In the last decade, Confederate iconography has provoked intense sociopolitical divides across the nation.

The statue of Confederate Gen. Stonewall Jackson is removed from a park in Charlottesville in 2021. (Ryan M. Kelly / AFP via Getty Images file)

The anti-Black mass shooting at Emanuel African Methodist Episcopal Church in Charleston, South Carolina, in June 2015 set off fierce debates about public displays of the Confederate flag and commemorations of the Confederacy. South Carolina officials voted to remove the Confederate flag from state Capitol grounds that year.

Two years later, hundreds of neo-Nazis and white nationalists descended on Charlottesville, Virginia, for the deadly “Unite the Right” rally. They stormed the college town in part to protest the planned removal of a statue of Lee from the city’s Market Street Park, formerly known as Lee Park.

In the wake of Floyd’s murder and massive protests against racism, the legacy of the Confederacy once again became a focal point in the national conversation. At least 160 public Confederate symbols were taken down or moved from public places in 2020, according to a tally from the Southern Poverty Law Center.

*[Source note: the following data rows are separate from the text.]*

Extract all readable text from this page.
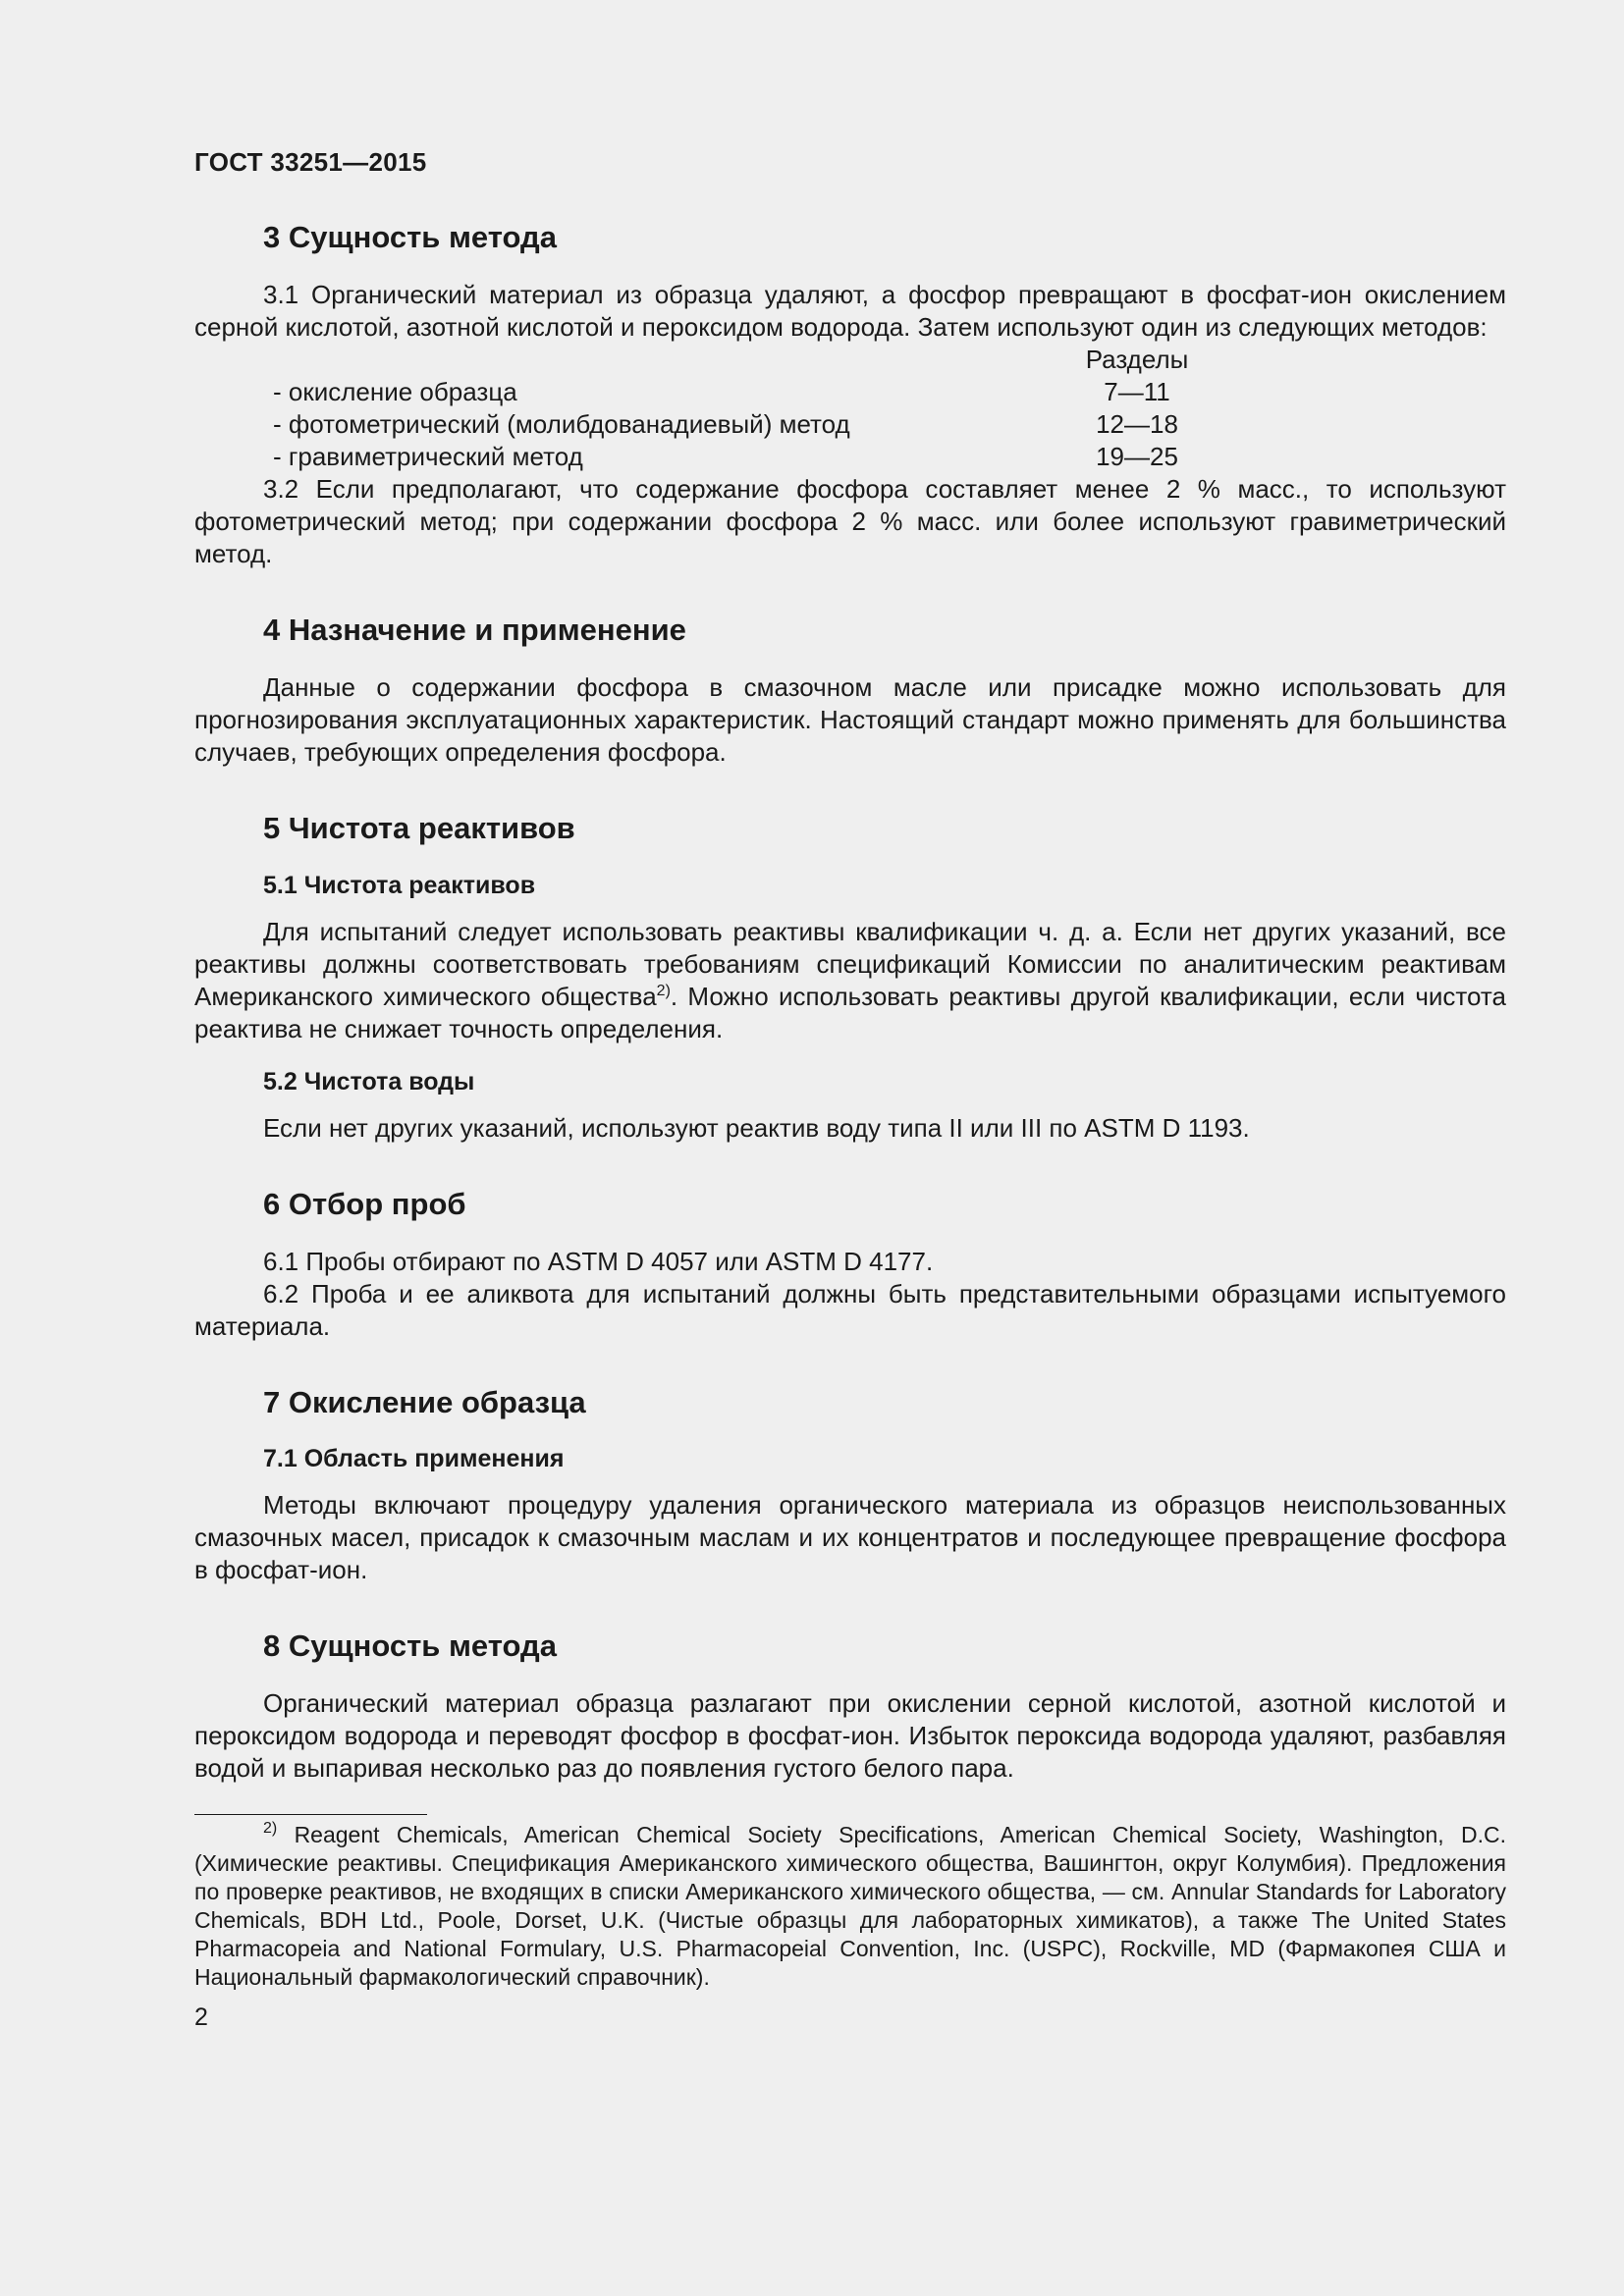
ГОСТ 33251—2015
3 Сущность метода

3.1 Органический материал из образца удаляют, а фосфор превращают в фосфат-ион окислением серной кислотой, азотной кислотой и пероксидом водорода. Затем используют один из следующих методов:

Разделы
- окисление образца	7—11
- фотометрический (молибдованадиевый) метод	12—18
- гравиметрический метод	19—25

3.2 Если предполагают, что содержание фосфора составляет менее 2 % масс., то используют фотометрический метод; при содержании фосфора 2 % масс. или более используют гравиметрический метод.

4 Назначение и применение

Данные о содержании фосфора в смазочном масле или присадке можно использовать для прогнозирования эксплуатационных характеристик. Настоящий стандарт можно применять для большинства случаев, требующих определения фосфора.

5 Чистота реактивов
5.1 Чистота реактивов

Для испытаний следует использовать реактивы квалификации ч. д. а. Если нет других указаний, все реактивы должны соответствовать требованиям спецификаций Комиссии по аналитическим реактивам Американского химического общества$^{2)}$. Можно использовать реактивы другой квалификации, если чистота реактива не снижает точность определения.

5.2 Чистота воды

Если нет других указаний, используют реактив воду типа II или III по ASTM D 1193.

6 Отбор проб

6.1 Пробы отбирают по ASTM D 4057 или ASTM D 4177.

6.2 Проба и ее аликвота для испытаний должны быть представительными образцами испытуемого материала.

7 Окисление образца
7.1 Область применения

Методы включают процедуру удаления органического материала из образцов неиспользованных смазочных масел, присадок к смазочным маслам и их концентратов и последующее превращение фосфора в фосфат-ион.

8 Сущность метода

Органический материал образца разлагают при окислении серной кислотой, азотной кислотой и пероксидом водорода и переводят фосфор в фосфат-ион. Избыток пероксида водорода удаляют, разбавляя водой и выпаривая несколько раз до появления густого белого пара.

$^{2)}$ Reagent Chemicals, American Chemical Society Specifications, American Chemical Society, Washington, D.C. (Химические реактивы. Спецификация Американского химического общества, Вашингтон, округ Колумбия). Предложения по проверке реактивов, не входящих в списки Американского химического общества, — см. Annular Standards for Laboratory Chemicals, BDH Ltd., Poole, Dorset, U.K. (Чистые образцы для лабораторных химикатов), а также The United States Pharmacopeia and National Formulary, U.S. Pharmacopeial Convention, Inc. (USPC), Rockville, MD (Фармакопея США и Национальный фармакологический справочник).

2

“These racist symbols only serve to uphold revisionist history and the belief that white supremacy remains morally acceptable,” SPLC chief of staff Lecia Brooks said in a statement at the time. “This is why we believe that all symbols of white supremacy should be removed from public spaces.”

The vote in Shenandoah County comes as conservative groups across the U.S. increasingly push back against efforts to reckon with race in America in educational settings, including efforts to limit classroom discussion of racial identity, ban library books dealing with racial themes, and derail diversity plans.